The Third Commandment is not to take the name of the Lord in vain. How does this apply to investors?
The Third Commandment is often viewed as a proscription against cursing and profanity, and it certainly is that. In modern culture, certain words and phrases are off limits. Even more significant to the ancient Hebrews, however, was the actual name of their God. For in the ancient world, to name something was to have power over that thing—thus the Third Commandment was an exhortation to be humble in the presence of the deity. They didn’t have power over God; God had power over them.

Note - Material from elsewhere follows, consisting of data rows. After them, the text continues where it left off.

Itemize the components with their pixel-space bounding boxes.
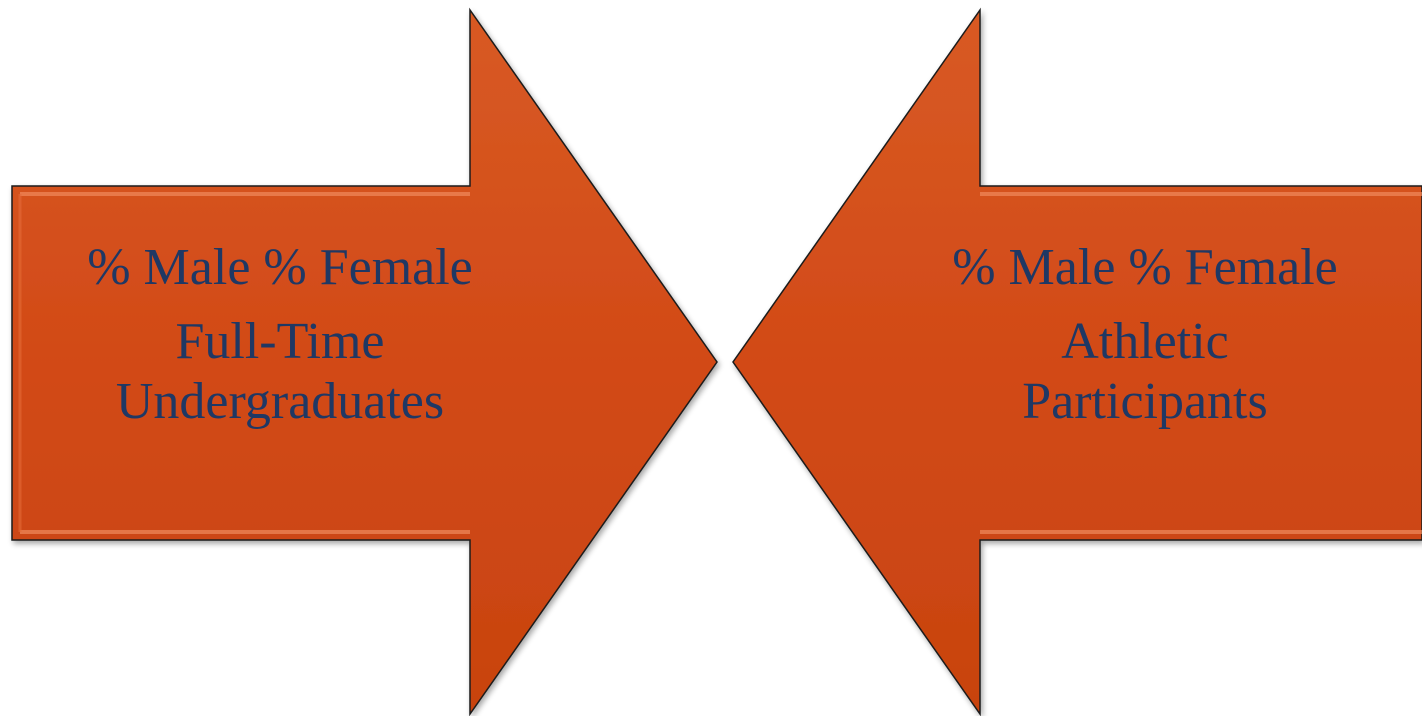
left-arrow-line-3: Undergraduates	[115, 373, 445, 430]
right-arrow-label: % Male % Female Athletic Participants	[880, 238, 1410, 432]
right-arrow-shape	[11, 7, 718, 717]
left-arrow-line-1: % Male % Female	[87, 239, 473, 296]
left-arrow-shape	[732, 7, 1422, 717]
left-arrow-label: % Male % Female Full-Time Undergraduates	[20, 238, 540, 432]
right-arrow-line-3: Participants	[1022, 373, 1268, 430]
right-arrow-line-1: % Male % Female	[952, 239, 1338, 296]
left-arrow-line-2: Full-Time	[175, 313, 385, 370]
left-pointing-arrow	[732, 7, 1422, 717]
right-pointing-arrow	[11, 7, 718, 717]
right-arrow-line-2: Athletic	[1061, 313, 1229, 370]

In the same way, investors need to be humble in their approach to the markets. There are all kinds of schemes and strategies that supposedly exploit the markets’ inefficiencies, and on paper these look reasonable. After all, the entire premise of active portfolio management is that markets can act irrationally, and rational investors can profit when then analyze and interact with irrational markets.
But beating the market is hard; there are millions of other rational investors looking for similar opportunities. Prices then incorporate their collective opinion—a sort of “hive mind” reflecting investors’ views of current financial and economic reality as they apply to thousands of stocks and bonds. And while individuals can profit by going against this consensus, they need to be circumspect and careful as they do.
Thus, the Third Commandment, properly understood, enjoins us to respect the market. And respect is always a good thing.